4

I've looked around and it doesn't seem like there were any questions posted before regarding this. I have two GRanges object with some coordinates, and I would like to subtract the intervals of one from the other. This is different from finding overlaps with findOverlaps() or using intersect().

For instance:

granges.in 

seqnames ranges$start ranges$end
chr01 1100 2000
chr01 2100 3000
chr02 1000 4000
chr03 1500 3500

granges.out

seqnames ranges$start ranges$end
chr01 1000 1200
chr02 2500 3000
chr03 1500 2000
chr03 3000 3500

and I want:

granges.ref

seqnames ranges$start ranges$end
chr01 1200 2000
chr01 2100 3000
chr02 1000 2500
chr02 3000 4000
chr03 2000 3000

The following works, but it's pretty clumsy and I would have to do it chromosome by chromosome as the number of intervals per chromosome does not match between the two objects.

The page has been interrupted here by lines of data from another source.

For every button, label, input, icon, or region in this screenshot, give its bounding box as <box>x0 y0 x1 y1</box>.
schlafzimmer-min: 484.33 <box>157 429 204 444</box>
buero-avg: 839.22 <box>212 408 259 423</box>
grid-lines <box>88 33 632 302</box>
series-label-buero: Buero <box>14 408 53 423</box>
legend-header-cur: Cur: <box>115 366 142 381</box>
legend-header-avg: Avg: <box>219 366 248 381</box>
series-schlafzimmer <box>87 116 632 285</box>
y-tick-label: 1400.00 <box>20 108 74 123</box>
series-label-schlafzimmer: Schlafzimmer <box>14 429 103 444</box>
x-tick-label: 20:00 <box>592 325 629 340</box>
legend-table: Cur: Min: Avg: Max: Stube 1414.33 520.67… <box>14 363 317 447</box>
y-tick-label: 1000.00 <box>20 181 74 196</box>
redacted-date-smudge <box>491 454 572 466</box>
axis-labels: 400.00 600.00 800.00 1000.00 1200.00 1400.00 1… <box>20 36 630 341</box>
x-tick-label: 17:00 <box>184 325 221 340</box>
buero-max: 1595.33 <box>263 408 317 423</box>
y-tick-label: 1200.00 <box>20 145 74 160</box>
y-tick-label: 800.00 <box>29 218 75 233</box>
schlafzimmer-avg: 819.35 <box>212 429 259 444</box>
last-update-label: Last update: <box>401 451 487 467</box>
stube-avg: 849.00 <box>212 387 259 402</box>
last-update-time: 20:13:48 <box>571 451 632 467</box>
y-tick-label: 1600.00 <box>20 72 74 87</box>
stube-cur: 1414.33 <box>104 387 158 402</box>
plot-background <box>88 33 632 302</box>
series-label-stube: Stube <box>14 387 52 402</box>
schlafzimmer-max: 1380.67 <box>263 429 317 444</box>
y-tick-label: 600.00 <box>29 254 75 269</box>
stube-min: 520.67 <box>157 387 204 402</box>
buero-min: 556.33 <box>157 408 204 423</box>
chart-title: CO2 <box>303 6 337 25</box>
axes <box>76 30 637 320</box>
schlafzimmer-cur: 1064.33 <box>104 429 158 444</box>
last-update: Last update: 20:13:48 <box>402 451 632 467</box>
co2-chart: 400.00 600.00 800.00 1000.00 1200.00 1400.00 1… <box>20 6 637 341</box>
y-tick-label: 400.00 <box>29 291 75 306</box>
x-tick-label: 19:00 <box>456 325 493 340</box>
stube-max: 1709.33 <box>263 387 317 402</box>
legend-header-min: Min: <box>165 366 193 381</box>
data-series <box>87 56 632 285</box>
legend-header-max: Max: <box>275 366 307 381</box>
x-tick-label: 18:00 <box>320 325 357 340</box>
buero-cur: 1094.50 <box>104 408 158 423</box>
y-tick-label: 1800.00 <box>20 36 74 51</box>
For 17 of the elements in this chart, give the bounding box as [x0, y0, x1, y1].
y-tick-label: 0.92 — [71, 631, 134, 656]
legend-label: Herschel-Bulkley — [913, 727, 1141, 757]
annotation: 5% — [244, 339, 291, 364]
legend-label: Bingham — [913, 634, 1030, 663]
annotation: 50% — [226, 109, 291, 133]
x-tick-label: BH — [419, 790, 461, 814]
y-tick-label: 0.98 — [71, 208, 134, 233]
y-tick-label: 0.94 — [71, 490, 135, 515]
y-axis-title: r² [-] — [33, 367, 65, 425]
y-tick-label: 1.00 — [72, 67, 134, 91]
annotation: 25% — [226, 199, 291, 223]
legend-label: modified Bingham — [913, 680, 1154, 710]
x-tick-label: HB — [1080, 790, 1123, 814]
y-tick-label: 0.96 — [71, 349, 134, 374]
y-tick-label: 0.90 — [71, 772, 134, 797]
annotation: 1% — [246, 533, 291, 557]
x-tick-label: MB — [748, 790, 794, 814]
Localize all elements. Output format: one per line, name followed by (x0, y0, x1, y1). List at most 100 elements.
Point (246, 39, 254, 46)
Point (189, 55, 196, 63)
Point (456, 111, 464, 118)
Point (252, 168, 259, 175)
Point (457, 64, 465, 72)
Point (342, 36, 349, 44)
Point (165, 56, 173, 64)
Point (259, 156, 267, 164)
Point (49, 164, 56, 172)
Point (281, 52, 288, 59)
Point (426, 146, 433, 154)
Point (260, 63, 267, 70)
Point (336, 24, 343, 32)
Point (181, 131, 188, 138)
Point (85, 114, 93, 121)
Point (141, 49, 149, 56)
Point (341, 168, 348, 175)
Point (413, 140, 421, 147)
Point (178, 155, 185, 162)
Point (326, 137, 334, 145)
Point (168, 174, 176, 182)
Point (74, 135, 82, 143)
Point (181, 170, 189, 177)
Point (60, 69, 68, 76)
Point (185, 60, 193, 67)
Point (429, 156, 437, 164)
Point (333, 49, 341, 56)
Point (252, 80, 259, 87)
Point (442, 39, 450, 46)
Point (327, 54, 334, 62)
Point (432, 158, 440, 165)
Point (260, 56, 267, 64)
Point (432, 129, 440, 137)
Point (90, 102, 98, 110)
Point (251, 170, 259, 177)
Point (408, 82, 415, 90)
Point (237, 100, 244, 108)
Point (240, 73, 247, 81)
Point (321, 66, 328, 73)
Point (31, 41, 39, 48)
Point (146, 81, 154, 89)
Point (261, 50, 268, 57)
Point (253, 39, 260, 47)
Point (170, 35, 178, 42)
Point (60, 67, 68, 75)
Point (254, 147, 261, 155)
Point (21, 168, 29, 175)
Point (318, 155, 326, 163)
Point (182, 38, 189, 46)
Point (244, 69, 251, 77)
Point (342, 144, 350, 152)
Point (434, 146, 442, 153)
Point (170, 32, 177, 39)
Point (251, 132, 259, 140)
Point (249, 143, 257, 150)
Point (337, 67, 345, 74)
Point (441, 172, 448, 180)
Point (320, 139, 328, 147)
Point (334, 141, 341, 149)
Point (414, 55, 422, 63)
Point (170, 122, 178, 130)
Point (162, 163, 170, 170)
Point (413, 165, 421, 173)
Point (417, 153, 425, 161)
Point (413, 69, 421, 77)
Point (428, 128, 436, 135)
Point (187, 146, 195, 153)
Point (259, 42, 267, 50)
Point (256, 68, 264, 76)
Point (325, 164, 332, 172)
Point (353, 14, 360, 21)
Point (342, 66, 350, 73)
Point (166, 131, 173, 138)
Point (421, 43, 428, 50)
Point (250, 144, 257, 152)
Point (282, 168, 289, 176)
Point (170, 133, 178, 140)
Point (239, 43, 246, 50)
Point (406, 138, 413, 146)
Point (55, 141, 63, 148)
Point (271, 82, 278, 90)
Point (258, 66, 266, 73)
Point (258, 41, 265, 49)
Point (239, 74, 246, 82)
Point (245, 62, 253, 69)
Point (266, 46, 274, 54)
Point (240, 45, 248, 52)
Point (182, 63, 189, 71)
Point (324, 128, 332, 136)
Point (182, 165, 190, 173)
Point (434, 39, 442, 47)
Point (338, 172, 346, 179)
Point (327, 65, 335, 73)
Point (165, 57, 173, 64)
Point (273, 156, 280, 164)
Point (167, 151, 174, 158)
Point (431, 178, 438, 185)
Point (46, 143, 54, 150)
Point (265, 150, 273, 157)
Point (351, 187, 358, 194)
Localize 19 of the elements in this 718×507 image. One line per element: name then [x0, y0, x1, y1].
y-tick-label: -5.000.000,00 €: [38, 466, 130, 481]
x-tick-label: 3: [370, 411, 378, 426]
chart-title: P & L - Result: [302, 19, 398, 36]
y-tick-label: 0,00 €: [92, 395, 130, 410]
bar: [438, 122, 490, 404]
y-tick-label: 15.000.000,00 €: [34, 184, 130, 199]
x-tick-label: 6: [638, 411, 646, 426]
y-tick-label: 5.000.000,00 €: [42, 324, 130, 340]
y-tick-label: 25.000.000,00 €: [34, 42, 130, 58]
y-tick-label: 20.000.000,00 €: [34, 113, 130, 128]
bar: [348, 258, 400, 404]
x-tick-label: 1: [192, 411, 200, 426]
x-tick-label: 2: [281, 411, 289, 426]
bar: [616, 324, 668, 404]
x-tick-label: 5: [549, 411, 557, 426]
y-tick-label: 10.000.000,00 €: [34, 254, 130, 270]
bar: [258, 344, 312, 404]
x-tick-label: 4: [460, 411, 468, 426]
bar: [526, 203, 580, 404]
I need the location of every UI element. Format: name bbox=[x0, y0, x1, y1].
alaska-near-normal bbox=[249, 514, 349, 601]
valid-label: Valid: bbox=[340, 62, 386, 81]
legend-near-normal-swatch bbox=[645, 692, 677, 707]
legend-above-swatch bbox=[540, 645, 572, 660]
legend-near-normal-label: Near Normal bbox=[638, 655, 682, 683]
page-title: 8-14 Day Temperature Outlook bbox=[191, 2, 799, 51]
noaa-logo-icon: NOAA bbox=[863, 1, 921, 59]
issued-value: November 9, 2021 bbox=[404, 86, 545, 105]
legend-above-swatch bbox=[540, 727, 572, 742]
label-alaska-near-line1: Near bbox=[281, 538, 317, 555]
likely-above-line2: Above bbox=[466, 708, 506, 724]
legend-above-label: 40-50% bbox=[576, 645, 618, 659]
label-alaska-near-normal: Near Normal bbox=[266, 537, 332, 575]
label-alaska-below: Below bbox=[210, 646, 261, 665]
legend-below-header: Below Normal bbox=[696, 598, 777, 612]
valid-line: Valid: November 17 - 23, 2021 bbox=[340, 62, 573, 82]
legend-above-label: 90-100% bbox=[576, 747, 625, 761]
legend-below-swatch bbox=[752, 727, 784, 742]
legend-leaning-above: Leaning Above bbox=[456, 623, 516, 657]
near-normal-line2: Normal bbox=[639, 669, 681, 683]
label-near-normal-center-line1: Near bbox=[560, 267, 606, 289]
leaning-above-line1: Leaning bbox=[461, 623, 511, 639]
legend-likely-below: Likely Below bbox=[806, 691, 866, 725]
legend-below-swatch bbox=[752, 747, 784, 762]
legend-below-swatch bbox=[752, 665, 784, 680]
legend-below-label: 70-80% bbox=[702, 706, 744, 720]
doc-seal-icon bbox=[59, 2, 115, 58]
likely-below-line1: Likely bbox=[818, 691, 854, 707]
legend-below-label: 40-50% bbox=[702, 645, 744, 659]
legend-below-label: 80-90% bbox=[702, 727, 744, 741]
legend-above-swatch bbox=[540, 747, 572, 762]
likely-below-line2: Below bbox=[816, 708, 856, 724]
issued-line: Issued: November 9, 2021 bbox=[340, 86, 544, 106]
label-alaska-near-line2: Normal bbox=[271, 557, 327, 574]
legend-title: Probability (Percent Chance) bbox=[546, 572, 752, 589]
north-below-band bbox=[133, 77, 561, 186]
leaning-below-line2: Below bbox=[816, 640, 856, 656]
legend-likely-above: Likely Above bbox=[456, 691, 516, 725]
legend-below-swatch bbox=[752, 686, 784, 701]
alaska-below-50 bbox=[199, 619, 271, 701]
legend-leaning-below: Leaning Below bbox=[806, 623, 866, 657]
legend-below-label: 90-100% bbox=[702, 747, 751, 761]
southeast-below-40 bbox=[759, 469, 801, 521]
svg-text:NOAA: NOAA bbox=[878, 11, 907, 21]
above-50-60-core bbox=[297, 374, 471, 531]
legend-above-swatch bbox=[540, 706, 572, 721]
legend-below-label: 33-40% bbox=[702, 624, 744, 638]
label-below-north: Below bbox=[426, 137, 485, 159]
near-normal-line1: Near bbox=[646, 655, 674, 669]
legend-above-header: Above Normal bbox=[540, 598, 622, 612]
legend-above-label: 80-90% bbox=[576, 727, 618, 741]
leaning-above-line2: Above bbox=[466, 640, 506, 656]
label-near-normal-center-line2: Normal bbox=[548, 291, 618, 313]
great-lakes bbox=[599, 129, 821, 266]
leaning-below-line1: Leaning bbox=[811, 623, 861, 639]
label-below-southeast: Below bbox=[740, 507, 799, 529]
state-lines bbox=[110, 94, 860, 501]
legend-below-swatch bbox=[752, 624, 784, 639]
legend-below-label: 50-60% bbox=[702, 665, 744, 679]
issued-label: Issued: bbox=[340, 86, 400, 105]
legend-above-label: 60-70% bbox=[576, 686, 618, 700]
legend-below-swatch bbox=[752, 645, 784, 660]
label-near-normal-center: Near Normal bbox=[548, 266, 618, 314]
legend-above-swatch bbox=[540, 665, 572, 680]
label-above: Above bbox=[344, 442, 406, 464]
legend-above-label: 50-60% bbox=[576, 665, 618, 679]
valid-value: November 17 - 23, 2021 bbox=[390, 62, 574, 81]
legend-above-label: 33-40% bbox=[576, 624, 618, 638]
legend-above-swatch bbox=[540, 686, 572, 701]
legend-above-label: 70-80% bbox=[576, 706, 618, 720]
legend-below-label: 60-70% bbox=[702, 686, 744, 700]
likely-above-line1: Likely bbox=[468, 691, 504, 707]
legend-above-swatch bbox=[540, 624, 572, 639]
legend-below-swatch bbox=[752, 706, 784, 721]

setdiff(ranges(genome.ref[seqnames(granges.in) == "chr01"]), 
        ranges(interval[seqnames(granges.out)== "chr01"]))

Is there a quicker, more effective way to do using the two GRanges object as a whole?

zx8754
  • 52,746
  • 12
  • 114
  • 209
user3245575
  • 83
  • 2
  • 9
  • you should ask https://www.biostars.org/ – Pierre Jul 10 '14 at 13:30
  • 1
    `setdiff` also works on GRanges objects - is that not what you want? – Gavin Kelly Jul 11 '14 at 08:17
  • Hi Gavin thanks for the suggestion. I've tried that but it gives only non overlapping ranges until it reaches the same number of ranges as the first item in setdiff() - it doesn't actually change the start and end positions of each interval – user3245575 Jul 11 '14 at 09:50
  • 2
    Odd, if I do `x <- GRanges(c(1,1,2,3),IRanges(c(1100,2100,1000,1500), c(2000,3000,4000,3500)))` and `y <- GRanges(c(1,2,3,3), IRanges(c(1000,2500,1500,3000), c(1200,3000,2000,3500))))` then `setdiff(x,y)` gives roughly what you requested. Does it not, for you - maybe check you've got latest version of the packages? – Gavin Kelly Jul 11 '14 at 15:18
  • Yes, that only seems to work if the total number of entries is the same in the two Granges objects... – user3245575 Jul 15 '14 at 09:26
  • 4
    Have you tried to use the "ignore.strand=TRUE" argument in setdiff() ? This can result in an a problem like the one described above, since setdiff is strand specific (which is also why it works when you do it on ranges only - since you remove the strand information.) – Kristoffer Vitting-Seerup Dec 15 '14 at 11:57

1 Answers1

1
setdiff(x, y, ignore.strand=TRUE) 

can work. Similarly, plyranges library is quite easy to use GRanges as well.